ET LE RÉGIME FINANCIER EN FRANCE

La France a reçu de l'empire un lourd héritage; victorieuse ou vaincue, elle ne peut échapper à la terrible liquidation des charges que ses fautes lui ont léguées. Aux ruines qu'elle a subies, aux sacrifices qu'elle a faits, il lui faudra encore ajouter de nouveaux sacrifices pour payer les frais d'une lutte dont on n'entrevoit pas le terme, et pour effacer du sol jusqu'aux dernières traces de l'étranger. Au moment où l'accomplissement de cette tâche va soumettre les finances publiques à un formidable effort, où l'habileté des hommes d'état, aux prises avec une des situations les plus difficiles, devra réunir des ressources immenses pour subvenir à tous les besoins, où enfin doit commencer pour de longues années le régime de l'ordre le plus rigoureux et de l'économie la plus sévère, il semble intéressant d'examiner quelle a été l'administration des finances pendant le règne qui vient de finir, et quel a été le caractère général de cette administration. Comment a-t-elle employé les richesses du pays? par quels moyens a-t-elle obtenu les sommes considérables jetées dans des entreprises dispendieuses? quelle marche ont suivie les recettes et les dépenses, et quels sont les résultats définitifs de cette gestion de dix-huit années? Dans quelle proportion la dette publique et les engagemens du trésor se sontils accrus? Enfin quelle a été la part laissée au pays dans la disposition des deniers publics, et quelles garanties en ont entouré le maniement? L'examen de ces questions pourra donner une idée générale de l'administration des finances sous le dernier empire, et

permettra de reconnaître ce qu'elle a fait de bien et de mal, ce qu'il faut proscrire et ce qu'on doit conserver. On verra surtout ce qu'a coûté le régime déchu; on se convaincra une fois de plus des périls qui attendent une nation lorsqu'elle se désintéresse des affaires publiques, et qu'elle abandonne à un maître le soin de les conduire.

I.

On doit distinguer dans l'administration des finances deux parties parfaitement distinctes, et qu'on est cependant disposé à confondre la direction et l'organisation elle-même. La direction est le fait de l'homme, du ministre, des pouvoirs politiques; elle se relie étroitement à la marche du gouvernement, elle fournit, pour ainsi dire, les matériaux que la machine financière doit employer. L'organisation est le mécanisme qui exécute, qui transforme suivant l'impulsion qui lui est donnée. La direction est responsable de la forme ou de l'exagération des impôts, du chiffre et de l'utilité des dépenses; l'organisation a pour objet la régularité des opérations et l'exactitude du contrôle. La première doit s'étudier à sagement administrer la fortune du pays, la seconde doit assurer l'exécution des décisions des pouvoirs publics, garantir l'application des deniers des contribuables à l'emploi pour lequel ils ont été levés. Ces deux parties ne sont donc pas solidaires; le vice de l'une n'entraîne pas nécessairement l'imperfection de l'autre, et l'on peut désapprouver la marche des finances sans condamner en même temps la constitution de notre système financier. Aussi, dans cette étude, observera-t-on avec soin cette distinction. Pour permettre d'établir ce qui revient au gouvernement et aux institutions dans les résultats obtenus, on examinera séparément les rôles de la direction financière et de l'organisation qu'elle a mise en mouvement. Quant à la direction financière, dont nous aurons d'abord à nous occuper, il est essentiel, pour la faire mieux apprécier, de jeter un coup d'œil préalable sur la politique du souverain qui vient de tomber.

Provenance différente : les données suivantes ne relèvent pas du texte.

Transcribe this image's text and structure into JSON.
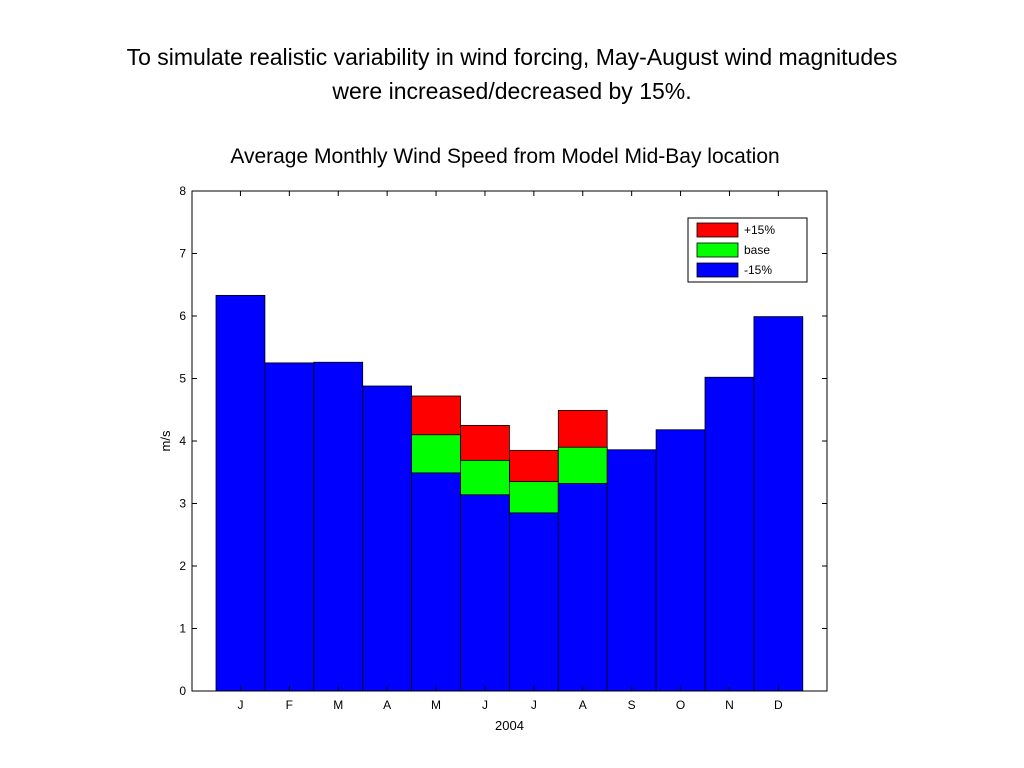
{
  "slide": {
    "title_line1": "To simulate realistic variability in wind forcing, May-August wind magnitudes",
    "title_line2": "were increased/decreased by 15%."
  },
  "chart_data": {
    "type": "bar",
    "title": "Average Monthly Wind Speed from Model Mid-Bay location",
    "xlabel": "2004",
    "ylabel": "m/s",
    "ylim": [
      0,
      8
    ],
    "yticks": [
      0,
      1,
      2,
      3,
      4,
      5,
      6,
      7,
      8
    ],
    "grid": false,
    "legend_position": "top-right",
    "categories": [
      "J",
      "F",
      "M",
      "A",
      "M",
      "J",
      "J",
      "A",
      "S",
      "O",
      "N",
      "D"
    ],
    "series": [
      {
        "name": "+15%",
        "color": "#ff0000",
        "values": [
          null,
          null,
          null,
          null,
          4.72,
          4.25,
          3.85,
          4.49,
          null,
          null,
          null,
          null
        ]
      },
      {
        "name": "base",
        "color": "#00ff00",
        "values": [
          null,
          null,
          null,
          null,
          4.1,
          3.69,
          3.35,
          3.9,
          null,
          null,
          null,
          null
        ]
      },
      {
        "name": "-15%",
        "color": "#0000ff",
        "values": [
          6.33,
          5.25,
          5.26,
          4.88,
          3.49,
          3.14,
          2.85,
          3.32,
          3.86,
          4.18,
          5.02,
          5.99
        ]
      }
    ]
  }
}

La création de l'empire romain avait frappé vivement l'esprit de Napoléon III, et sa pensée établissait une analogie peut-être involontaire entre sa propre situation et celle du fondateur d'un gouvernement qui avait duré quinze siècles. Il lui semblait se reconnaître dans Auguste. Neveu comme lui d'un César qui avait étonné le monde par son génie et ses victoires, il avait assis son trône sur les ruines de la république. Il avait comme lui un nouvel ordre de choses à constituer, un pouvoir à affermir. Jeté au milieu de partis ardens, d'ambitions avides, de dévoûmens intéressés, il devait vaincre ou gagner les uns, satisfaire et récompenser les autres.

L'armée devait être indissolublement liée à sa cause; il fallait séduire le peuple et lui faire oublier par des soins de toute espèce le souvenir de la liberté qu'il avait perdue. L'empereur français avait étudié la politique de l'empereur romain, et il sut s'en inspirer plus d'une fois. Il s'efforça de désorganiser les partis en employant tour à tour la force, les proscriptions, les promesses; il s'efforça de désarmer les ambitieux en leur offrant des honneurs et des places. Tandis que l'exercice du pouvoir satisfaisait les uns, des largesses rassasiaient les appétits plus grossiers et les dévoûmens obscurs. On multipliait tout ce qui pouvait être une récompense et un moyen de séduction; on rétablissait les anciennes charges du palais, les dignités de chambellans, d'écuyers, de veneurs, qui avec certaines prérogatives conféraient de gros appointemens. On créait le sénat, et on affectait à chacun de ses membres une dotation de 30,000 fr. Le corps législatif recevait en même temps une indemnité. On augmentait le traitement des ministres, et quelques années plus tard l'institution du conseil privé permettait de leur offrir, après leur chute, la consolation d'un revenu de 100,000 fr. L'administration tout entière voyait sa condition améliorée; les préfets surtout recevaient un traitement et un état à la hauteur du rôle qu'ils étaient appelés à jouer dans les départemens.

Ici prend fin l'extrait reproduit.